Familiarize yourself with the modeling and integration of intelligent electrical power networks or 'smart grids'. Learn how they can transform the electricity landscape of the future.
Electrical power grids of the future will differ significantly from the power systems of the twentieth century. Current applications of smart grids around the world already solve some issues related to energy transmission. These include the small capacity and intermittent nature of renewable resources; the constraints of existing lines operated close to their thermal and stability limits; and uni-directional transmission from production to user. In addition, new 'intelligent' demand of products and devices such as electric vehicles and heat pumps demand changes in the way electricity is transmitted.
Why are smart grids the answer? Being robust and flexible, intelligent electrical power grids effectively coordinate energy supply and demand in a dynamic way. This enables the electricity from solar cells or wind farms, for example, to be incorporated within the distribution network. Biogas could be introduced locally within the gas network. Last but not least, smart grids also provide the flexibility needed to stimulate change in the energy market such as product innovation, privatization and internationalization.

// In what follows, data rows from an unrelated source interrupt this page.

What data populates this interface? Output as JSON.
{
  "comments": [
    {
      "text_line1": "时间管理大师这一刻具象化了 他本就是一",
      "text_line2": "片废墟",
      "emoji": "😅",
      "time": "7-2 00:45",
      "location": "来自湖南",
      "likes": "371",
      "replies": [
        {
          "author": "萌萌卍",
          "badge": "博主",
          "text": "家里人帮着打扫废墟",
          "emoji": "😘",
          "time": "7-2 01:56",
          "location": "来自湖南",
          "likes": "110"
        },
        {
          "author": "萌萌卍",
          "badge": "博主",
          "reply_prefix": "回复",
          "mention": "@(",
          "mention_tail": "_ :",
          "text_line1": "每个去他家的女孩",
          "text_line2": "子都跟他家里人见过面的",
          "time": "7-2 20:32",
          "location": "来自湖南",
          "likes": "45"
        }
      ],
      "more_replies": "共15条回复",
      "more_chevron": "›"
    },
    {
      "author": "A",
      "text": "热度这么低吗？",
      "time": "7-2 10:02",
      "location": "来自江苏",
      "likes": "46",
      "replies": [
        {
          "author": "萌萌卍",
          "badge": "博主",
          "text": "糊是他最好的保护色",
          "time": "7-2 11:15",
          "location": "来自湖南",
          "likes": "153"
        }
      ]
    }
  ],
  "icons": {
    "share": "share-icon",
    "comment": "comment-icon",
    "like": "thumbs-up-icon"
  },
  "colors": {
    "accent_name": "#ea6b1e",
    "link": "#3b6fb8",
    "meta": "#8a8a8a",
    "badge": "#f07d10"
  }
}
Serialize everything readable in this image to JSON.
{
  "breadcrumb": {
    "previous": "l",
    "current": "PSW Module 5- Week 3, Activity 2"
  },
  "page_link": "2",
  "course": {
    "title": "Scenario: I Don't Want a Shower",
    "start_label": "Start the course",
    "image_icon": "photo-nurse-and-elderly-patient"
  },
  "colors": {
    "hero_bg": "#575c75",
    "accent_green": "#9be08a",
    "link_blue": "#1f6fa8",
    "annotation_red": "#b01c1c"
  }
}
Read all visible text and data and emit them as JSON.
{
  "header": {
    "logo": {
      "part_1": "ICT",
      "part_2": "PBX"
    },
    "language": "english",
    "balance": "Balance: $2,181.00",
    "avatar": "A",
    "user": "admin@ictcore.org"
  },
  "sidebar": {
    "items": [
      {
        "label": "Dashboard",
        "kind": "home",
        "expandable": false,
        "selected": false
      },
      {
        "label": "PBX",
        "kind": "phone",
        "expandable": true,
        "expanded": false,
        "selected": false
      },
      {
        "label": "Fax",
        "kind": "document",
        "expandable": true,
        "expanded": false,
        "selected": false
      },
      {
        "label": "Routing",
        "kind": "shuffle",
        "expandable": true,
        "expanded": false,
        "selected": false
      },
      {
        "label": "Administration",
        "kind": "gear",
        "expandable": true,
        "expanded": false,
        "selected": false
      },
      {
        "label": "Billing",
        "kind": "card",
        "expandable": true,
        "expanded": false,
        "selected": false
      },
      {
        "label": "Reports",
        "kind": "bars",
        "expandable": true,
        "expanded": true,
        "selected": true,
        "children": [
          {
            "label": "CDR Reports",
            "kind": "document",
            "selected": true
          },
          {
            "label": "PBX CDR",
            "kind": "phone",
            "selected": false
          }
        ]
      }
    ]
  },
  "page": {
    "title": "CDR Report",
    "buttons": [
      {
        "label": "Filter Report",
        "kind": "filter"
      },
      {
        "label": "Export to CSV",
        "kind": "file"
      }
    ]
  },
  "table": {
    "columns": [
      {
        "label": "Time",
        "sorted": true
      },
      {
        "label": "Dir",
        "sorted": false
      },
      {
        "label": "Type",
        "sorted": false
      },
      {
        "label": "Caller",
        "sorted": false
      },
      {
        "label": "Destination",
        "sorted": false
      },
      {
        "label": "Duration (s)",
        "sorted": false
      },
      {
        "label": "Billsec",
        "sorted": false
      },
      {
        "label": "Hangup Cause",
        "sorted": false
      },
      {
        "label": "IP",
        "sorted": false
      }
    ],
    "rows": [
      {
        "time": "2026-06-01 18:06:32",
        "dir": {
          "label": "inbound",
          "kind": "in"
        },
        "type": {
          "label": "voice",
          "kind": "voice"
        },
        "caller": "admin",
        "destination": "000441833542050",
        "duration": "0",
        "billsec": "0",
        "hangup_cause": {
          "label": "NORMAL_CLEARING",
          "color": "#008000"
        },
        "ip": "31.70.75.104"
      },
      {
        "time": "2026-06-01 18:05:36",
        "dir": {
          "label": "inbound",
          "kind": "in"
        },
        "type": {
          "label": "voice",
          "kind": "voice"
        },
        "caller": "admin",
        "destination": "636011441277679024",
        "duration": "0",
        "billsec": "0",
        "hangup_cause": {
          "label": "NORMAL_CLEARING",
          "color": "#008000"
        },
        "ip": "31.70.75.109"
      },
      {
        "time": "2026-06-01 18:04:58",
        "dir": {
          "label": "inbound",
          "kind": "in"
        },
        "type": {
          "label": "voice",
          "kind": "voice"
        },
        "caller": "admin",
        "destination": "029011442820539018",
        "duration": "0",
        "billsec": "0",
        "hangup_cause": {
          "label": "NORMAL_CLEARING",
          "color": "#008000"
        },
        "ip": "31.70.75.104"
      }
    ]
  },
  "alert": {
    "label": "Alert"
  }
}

Understanding smart grids is a must for advancing your career in the energy sector, particularly in the fields of renewable energies, governmental policy, or consultancy.
In the first course, you will be introduced to the layout of a smart grid, its components, its dynamics and the challenges in modeling and studying it. In the second course, you will put this knowledge into practice and develop your own models and scenarios to study and analyze the outcomes of some common smart grid disturbances.
Identify the impact of variable renewable energy sources (VRES) and smart energy demand on electrical power grids; and different tools and approaches to design a smart grid.
Apply optimal power flow (OPF) solutions to evaluate the performance of an electrical power system with integrated renewable energy sources.
Analyze intelligent electrical power system dynamics (frequency stability) to achieve active power balance, and identify control-room technologies for system-wide remote monitoring, protection and risk management of smart grid cyber security.
Simulate a 9-bus grid, with and without variable renewable resources.
Analyze and mitigate the impact of "intelligent" but common grid disturbances in electrical power systems.